Main Street Market in Wellington will close May 18, owner Panhandle Coop announced on March 23.
“It’s a pretty sad day,” said Susan Wiedeman, marketing director for Panhandle. “We’ve struggled to get the sales we needed to keep the store financially viable. We’ve tried everything we could to make the store work.”
Panhandle had made changes to the pricing mix, product mix and outreach to the community since it opened in February 2007, she added, but sales still fell short. Panhandle Coop President Bob Pile said in a prepared statement that “with the close proximity of Fort Collins, we have been unable to change the shopping habits of many people who shop at the bigger stores.”
King Soopers opened a Marketplace megastore on North College Avenue last June, right next to a complex anchored by Albertson’s.
“Wellington is a bedroom community, and I know a lot of folks shop on their way home from work (in Fort Collins),” said Jack Brinkhoff, a member of the town’s Board of Trustees. “We need to figure out how to get townspeople to support their local businesses.”
Wiedeman declined to disclose actual sales figures, but did say that Main Street Market paid approximately $145,000 in sales tax to the Town of Wellington in 2011. That translates into between $4.5 million and $5 million in annual sales, based on the town’s sales tax rate, which produced unsustainable losses.
Wellington collected about $415,000 in sales taxes in 2011, according to budget figures released in December. The impact to the town’s budget won’t be felt until the collected taxes are returned by the state department of revenue, usually about a two-month lag.
“We won’t make any cuts in the budget this year,” said Wellington Town Manager Larry Lorenzen. “But we may dip into our reserves more than anticipated.”
He added that although this year’s budget was conservative, because of the continuing economic downturn the town was already using reserves in some funds.
Lorenzen said he was shocked to hear Main Street Market was closing, but sounded hopeful that the Family Dollar discount store, which broke ground at Sixth and Roosevelt on March 26, will help recoup some of the lost sales tax revenue when it opens in early July.
However, the North Carolina-based chain specializes in merchandise priced about $10 or less, according to its website, and the new store will only be about 8,000 square feet in size, according to the developer, Excell Fund. For comparison, Main Street Market occupied 28,000 square feet of the 32,500-square-foot complex at Sixth and Jefferson streets, which also houses a liquor store and a branch of the Warren Federal Credit Union.
Wellington Main Street Market has 38 full-time and part-time employees. Pile said in a prepared statement that the coop will keep some of the employees on until the store closes.

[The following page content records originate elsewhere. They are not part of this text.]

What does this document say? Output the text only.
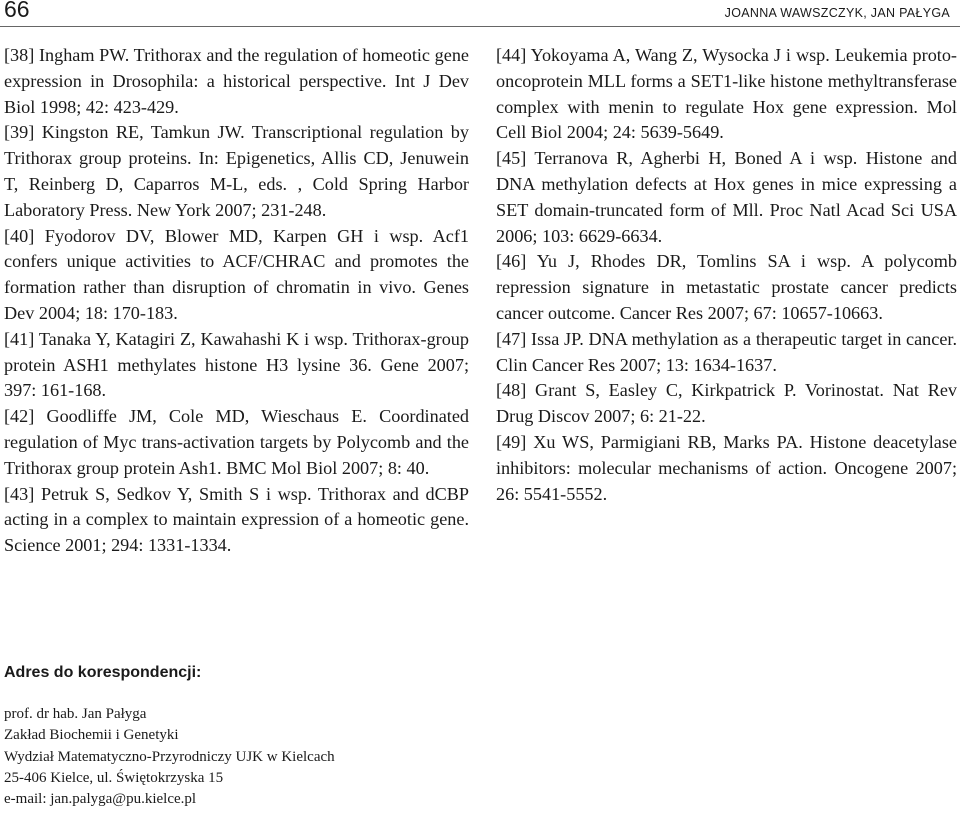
66	JOANNA WAWSZCZYK, JAN PAŁYGA

[38] Ingham PW. Trithorax and the regulation of homeotic gene expression in Drosophila: a historical perspective. Int J Dev Biol 1998; 42: 423-429.

[39] Kingston RE, Tamkun JW. Transcriptional regulation by Trithorax group proteins. In: Epigenetics, Allis CD, Jenuwein T, Reinberg D, Caparros M-L, eds. , Cold Spring Harbor Laboratory Press. New York 2007; 231-248.

[40] Fyodorov DV, Blower MD, Karpen GH i wsp. Acf1 confers unique activities to ACF/CHRAC and promotes the formation rather than disruption of chromatin in vivo. Genes Dev 2004; 18: 170-183.

[41] Tanaka Y, Katagiri Z, Kawahashi K i wsp. Trithorax-group protein ASH1 methylates histone H3 lysine 36. Gene 2007; 397: 161-168.

[42] Goodliffe JM, Cole MD, Wieschaus E. Coordinated regulation of Myc trans-activation targets by Polycomb and the Trithorax group protein Ash1. BMC Mol Biol 2007; 8: 40.

[43] Petruk S, Sedkov Y, Smith S i wsp. Trithorax and dCBP acting in a complex to maintain expression of a homeotic gene. Science 2001; 294: 1331-1334.

[44] Yokoyama A, Wang Z, Wysocka J i wsp. Leukemia proto-oncoprotein MLL forms a SET1-like histone methyltransferase complex with menin to regulate Hox gene expression. Mol Cell Biol 2004; 24: 5639-5649.

[45] Terranova R, Agherbi H, Boned A i wsp. Histone and DNA methylation defects at Hox genes in mice expressing a SET domain-truncated form of Mll. Proc Natl Acad Sci USA 2006; 103: 6629-6634.

[46] Yu J, Rhodes DR, Tomlins SA i wsp. A polycomb repression signature in metastatic prostate cancer predicts cancer outcome. Cancer Res 2007; 67: 10657-10663.

[47] Issa JP. DNA methylation as a therapeutic target in cancer. Clin Cancer Res 2007; 13: 1634-1637.

[48] Grant S, Easley C, Kirkpatrick P. Vorinostat. Nat Rev Drug Discov 2007; 6: 21-22.

[49] Xu WS, Parmigiani RB, Marks PA. Histone deacetylase inhibitors: molecular mechanisms of action. Oncogene 2007; 26: 5541-5552.

Adres do korespondencji:

prof. dr hab. Jan Pałyga

Zakład Biochemii i Genetyki

Wydział Matematyczno-Przyrodniczy UJK w Kielcach

25-406 Kielce, ul. Świętokrzyska 15

e-mail: jan.palyga@pu.kielce.pl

“We appreciate the employees who have been extremely loyal to our company, but we just can’t justify the losses anymore to our members/stockholders,” Pile added. “We will treat the employees as fairly as possible.”
One of those employees is Wellington Mayor Travis Vieira, assistant manager of Main Street Market.

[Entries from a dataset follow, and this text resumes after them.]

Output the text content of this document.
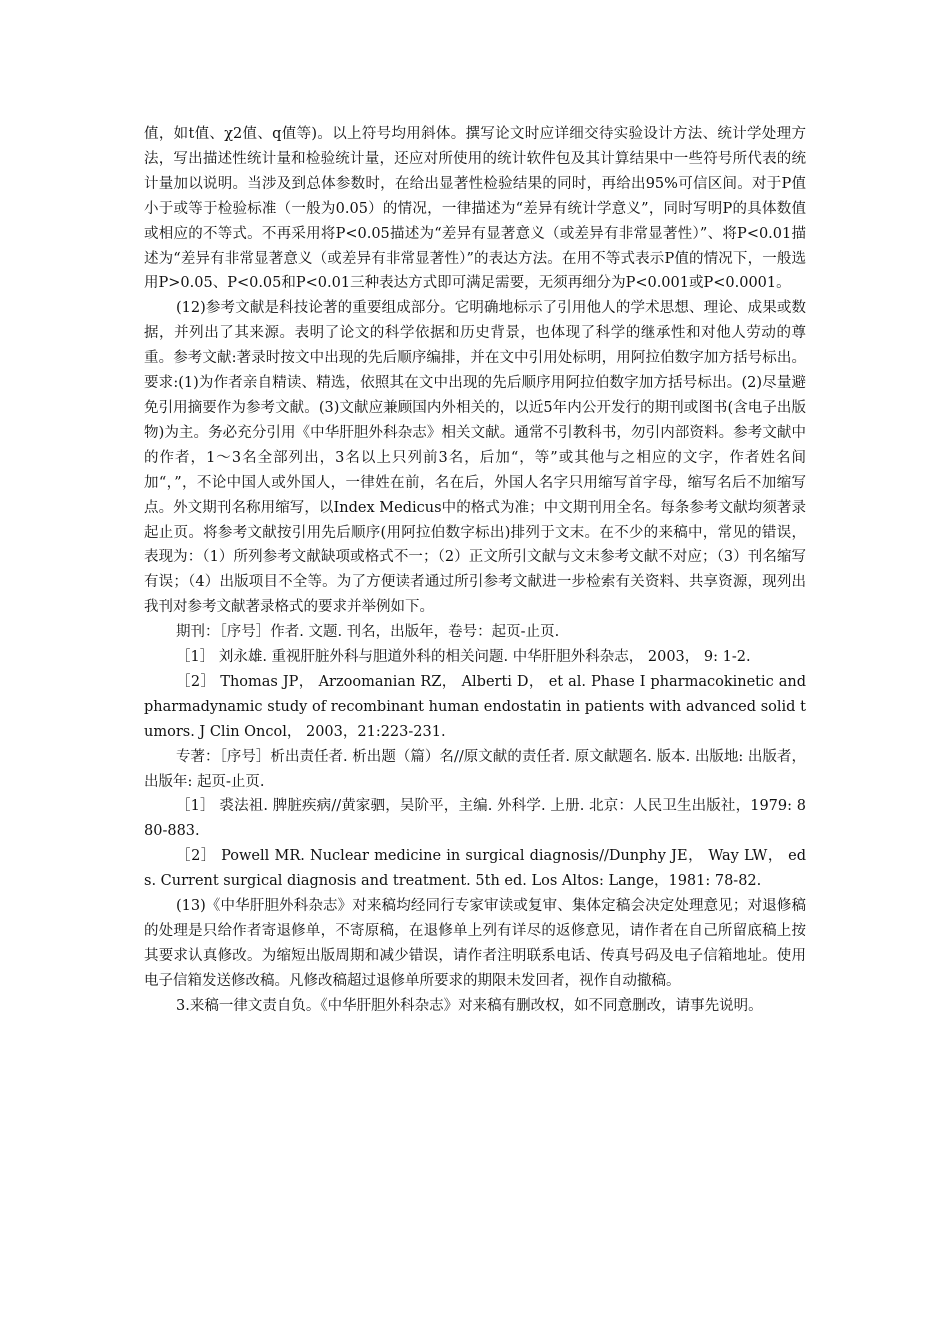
值，如t值、χ2值、q值等)。以上符号均用斜体。撰写论文时应详细交待实验设计方法、统计学处理方法，写出描述性统计量和检验统计量，还应对所使用的统计软件包及其计算结果中一些符号所代表的统计量加以说明。当涉及到总体参数时，在给出显著性检验结果的同时，再给出95%可信区间。对于P值小于或等于检验标准（一般为0.05）的情况，一律描述为“差异有统计学意义”，同时写明P的具体数值或相应的不等式。不再采用将P<0.05描述为“差异有显著意义（或差异有非常显著性）”、将P<0.01描述为“差异有非常显著意义（或差异有非常显著性）”的表达方法。在用不等式表示P值的情况下，一般选用P>0.05、P<0.05和P<0.01三种表达方式即可满足需要，无须再细分为P<0.001或P<0.0001。

(12)参考文献是科技论著的重要组成部分。它明确地标示了引用他人的学术思想、理论、成果或数据，并列出了其来源。表明了论文的科学依据和历史背景，也体现了科学的继承性和对他人劳动的尊重。参考文献:著录时按文中出现的先后顺序编排，并在文中引用处标明，用阿拉伯数字加方括号标出。要求:(1)为作者亲自精读、精选，依照其在文中出现的先后顺序用阿拉伯数字加方括号标出。(2)尽量避免引用摘要作为参考文献。(3)文献应兼顾国内外相关的，以近5年内公开发行的期刊或图书(含电子出版物)为主。务必充分引用《中华肝胆外科杂志》相关文献。通常不引教科书，勿引内部资料。参考文献中的作者，1～3名全部列出，3名以上只列前3名，后加“，等”或其他与之相应的文字，作者姓名间加“，”，不论中国人或外国人，一律姓在前，名在后，外国人名字只用缩写首字母，缩写名后不加缩写点。外文期刊名称用缩写，以Index Medicus中的格式为准；中文期刊用全名。每条参考文献均须著录起止页。将参考文献按引用先后顺序(用阿拉伯数字标出)排列于文末。在不少的来稿中，常见的错误，表现为：（1）所列参考文献缺项或格式不一；（2）正文所引文献与文末参考文献不对应；（3）刊名缩写有误；（4）出版项目不全等。为了方便读者通过所引参考文献进一步检索有关资料、共享资源，现列出我刊对参考文献著录格式的要求并举例如下。

期刊：［序号］作者. 文题. 刊名，出版年，卷号：起页-止页.

［1］ 刘永雄. 重视肝脏外科与胆道外科的相关问题. 中华肝胆外科杂志， 2003， 9: 1-2.

［2］ Thomas JP， Arzoomanian RZ， Alberti D， et al. Phase I pharmacokinetic and pharmadynamic study of recombinant human endostatin in patients with advanced solid tumors. J Clin Oncol， 2003，21:223-231.

专著：［序号］析出责任者. 析出题（篇）名//原文献的责任者. 原文献题名. 版本. 出版地: 出版者，出版年: 起页-止页.

［1］ 裘法祖. 脾脏疾病//黄家驷，吴阶平，主编. 外科学. 上册. 北京：人民卫生出版社，1979: 880-883.

［2］ Powell MR. Nuclear medicine in surgical diagnosis//Dunphy JE， Way LW， eds. Current surgical diagnosis and treatment. 5th ed. Los Altos: Lange，1981: 78-82.

(13)《中华肝胆外科杂志》对来稿均经同行专家审读或复审、集体定稿会决定处理意见；对退修稿的处理是只给作者寄退修单，不寄原稿，在退修单上列有详尽的返修意见，请作者在自己所留底稿上按其要求认真修改。为缩短出版周期和减少错误，请作者注明联系电话、传真号码及电子信箱地址。使用电子信箱发送修改稿。凡修改稿超过退修单所要求的期限未发回者，视作自动撤稿。

3.来稿一律文责自负。《中华肝胆外科杂志》对来稿有删改权，如不同意删改，请事先说明。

“It’s a very sad day for the community,” he said. “Main Street Market has been a pivotal component of who we are in Wellington.”
Lorenzen acknowledged that there are few primary jobs in Wellington, so it’s hard to predict what will happen to those who have been laid off.
Brinkhoff said that the issue will be discussed at the March 27 Town Board meeting, but there’s only so much the town can do.
“We can’t do without a grocery store, and I think the town should be willing to work with (Panhandle) to try to get them to stay, but we have to be very careful with taxpayer money,” he said. “I didn’t look too favorably on the federal bailout of private businesses, and it would be a hard line to draw here.”
Main Street Market has made charitable contributions to a number of local organizations, most recently stepping up to sponsor this year’s Pet Dog Show in June. Wiedeman said that through the coop’s Receipts for Cash program, Panhandle has supported the elementary and middle schools in the area as well as the Wellington senior center and the library.
Vieira said that while the Main Street building was constructed with enterprise zone funds, Panhandle Coop received no incentives from the town to open the Market. The coop leases its space from property owner ZWZ LLC.
Wiedeman said that May 18 is the target date for closing, depending on how long it takes to liquidate the product inventory.
Panhandle Coop has three other Main Street Market locations, in Scottsbluff and Kimble, Neb., and Torrington, Wyo., as well as a number of convenience stores and gas stations throughout those two states. Corporate headquarters for the 60-year-old coop, which claims 20,000 members, is in Scottsbluff.